“I don’t know why these giant white tour buses are outside my door, but I’m getting dang tired of hearing them idle and sigh. This is my home.”
That was the frustrated tweet posted near bedtime on August 28 by CocoHolder, whose real name is Jennifer Holder, a long-time downtown resident and avid Twitterer.
What Holder did not know at the time is that another avid Twitter user – one in a position to help – was reading. That would be one Hannah Parker, the city of Knoxville‘s new policy analyst and downtown coordinator.
Parker, who describes herself as a social media “lurker,” saw Holder’s post – and a similar one the next night – and decided to look into the matter. She discovered that the city has a policy of renting downtown parking-metered spaces to tour buses – many bringing in sports teams, musical groups, or just tourists – often for stays at the downtown hotels. Those are the meters you sometimes see sporting orange meter covers saying “restricted parking.”
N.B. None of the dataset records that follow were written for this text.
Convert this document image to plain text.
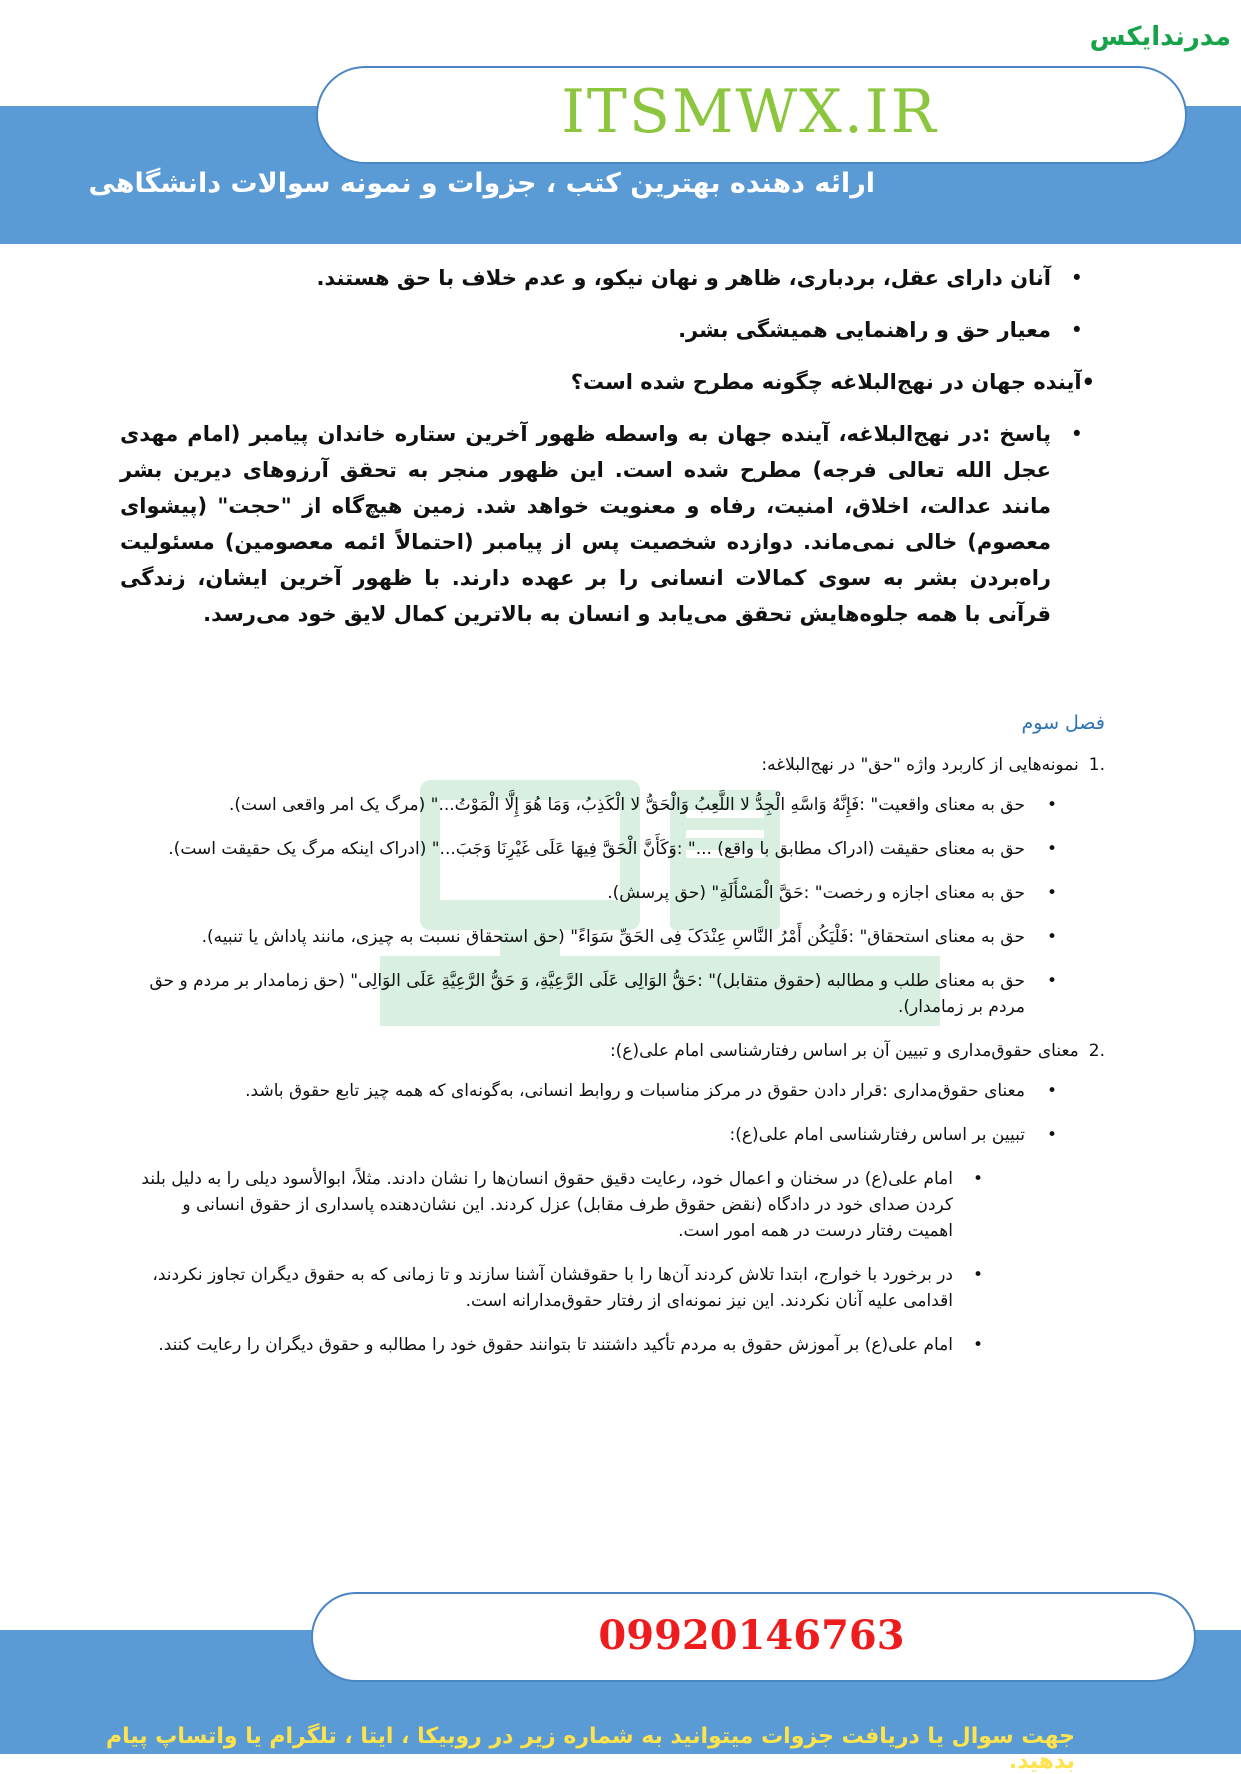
مدرندایکس
ITSMWX.IR
ارائه دهنده بهترین کتب ، جزوات و نمونه سوالات دانشگاهی
• آنان دارای عقل، بردباری، ظاهر و نهان نیکو، و عدم خلاف با حق هستند.
• معیار حق و راهنمایی همیشگی بشر.
•آینده جهان در نهج‌البلاغه چگونه مطرح شده است؟
• پاسخ :در نهج‌البلاغه، آینده جهان به واسطه ظهور آخرین ستاره خاندان پیامبر (امام مهدی عجل الله تعالی فرجه) مطرح شده است. این ظهور منجر به تحقق آرزوهای دیرین بشر مانند عدالت، اخلاق، امنیت، رفاه و معنویت خواهد شد. زمین هیچ‌گاه از "حجت" (پیشوای معصوم) خالی نمی‌ماند. دوازده شخصیت پس از پیامبر (احتمالاً ائمه معصومین) مسئولیت راه‌بردن بشر به سوی کمالات انسانی را بر عهده دارند. با ظهور آخرین ایشان، زندگی قرآنی با همه جلوه‌هایش تحقق می‌یابد و انسان به بالاترین کمال لایق خود می‌رسد.
فصل سوم
.1نمونه‌هایی از کاربرد واژه "حق" در نهج‌البلاغه:
• حق به معنای واقعیت" :فَإِنَّهُ وَاسَّهِ الْجِدُّ لا اللَّعِبُ وَالْحَقُّ لا الْکَذِبُ، وَمَا هُوَ إِلَّا الْمَوْتُ..." (مرگ یک امر واقعی است).
• حق به معنای حقیقت (ادراک مطابق با واقع) ..." :وَکَأَنَّ الْحَقَّ فِیهَا عَلَی غَیْرِنَا وَجَبَ..." (ادراک اینکه مرگ یک حقیقت است).
• حق به معنای اجازه و رخصت" :حَقَّ الْمَسْأَلَةِ" (حق پرسش).
• حق به معنای استحقاق" :فَلْیَکُن أَمْرُ النَّاسِ عِنْدَکَ فِی الحَقِّ سَوَاءً" (حق استحقاق نسبت به چیزی، مانند پاداش یا تنبیه).
• حق به معنای طلب و مطالبه (حقوق متقابل)" :حَقُّ الوَالِی عَلَی الرَّعِیَّةِ، وَ حَقُّ الرَّعِیَّةِ عَلَی الوَالِی" (حق زمامدار بر مردم و حق مردم بر زمامدار).
.2معنای حقوق‌مداری و تبیین آن بر اساس رفتارشناسی امام علی(ع):
• معنای حقوق‌مداری :قرار دادن حقوق در مرکز مناسبات و روابط انسانی، به‌گونه‌ای که همه چیز تابع حقوق باشد.
• تبیین بر اساس رفتارشناسی امام علی(ع):
• امام علی(ع) در سخنان و اعمال خود، رعایت دقیق حقوق انسان‌ها را نشان دادند. مثلاً، ابوالأسود دیلی را به دلیل بلند کردن صدای خود در دادگاه (نقض حقوق طرف مقابل) عزل کردند. این نشان‌دهنده پاسداری از حقوق انسانی و اهمیت رفتار درست در همه امور است.
• در برخورد با خوارج، ابتدا تلاش کردند آن‌ها را با حقوقشان آشنا سازند و تا زمانی که به حقوق دیگران تجاوز نکردند، اقدامی علیه آنان نکردند. این نیز نمونه‌ای از رفتار حقوق‌مدارانه است.
• امام علی(ع) بر آموزش حقوق به مردم تأکید داشتند تا بتوانند حقوق خود را مطالبه و حقوق دیگران را رعایت کنند.
09920146763
جهت سوال یا دریافت جزوات میتوانید به شماره زیر در روبیکا ، ایتا ، تلگرام یا واتساپ پیام بدهید.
To make matters worse, Holder lives on Vine Avenue and the meters near her condo are part of the city’s “downtown resident parking program” and are designated for downtown dwellers who pay a special fee to be allowed to park at them.
“It really bothered me that the buses were at my front door,” Holder said. “They idle their engines the whole time, causing noise and fumes. They block the view of our narrow street, which might cause the police not to be able to see nefarious activities. We’ve had an increase in crimes here lately. One neighbor had a bench and a birdbath stolen. Another had someone shoot a bullet through his window. The buses just make it that much more likely that someone up to no good might not be noticed.”
After contacting Holder by e-mail for more information, Parker agreed. “Downtown parking is at such a premium anyway, it just didn’t make sense to let buses use the spaces in certain residential areas,” she said in an interview later. She took quick action to make the Vine Avenue meters off-limits to the buses.
She sent Holder an e-mail with the good news: “There shouldn’t be any Saturday morning diesel wake-up calls outside your front door.”
Holder is happy – and impressed with the quick resolution. “I think the city is finding that using social media is a good way to keep up with things.”
Meanwhile, Parker said that as a result of this being called to her attention, the city is now going to take a comprehensive look at its entire tour bus policy. She speculates that the policy of leasing the parking spaces to buses was developed when downtown was not such a popular residential area or destination.
“We need to find more appropriate locations for the buses,” she said, mentioning the Coliseum parking garage or the Jackson Avenue lot the city is about to purchase as possibilities.
“Downtown parking is something to wrestle with,” she said. “We have got to find a way to accommodate the hotels, the residents, and folks who are coming downtown for dinner and entertainment.”
Parker’s boss, Bill Lyons, the city’s senior director of policy and communications, says the way Parker handled this issue is an example of how the city can use new media to help solve constituent problems. Lyons himself is a frequent presence on local blogs and message boards.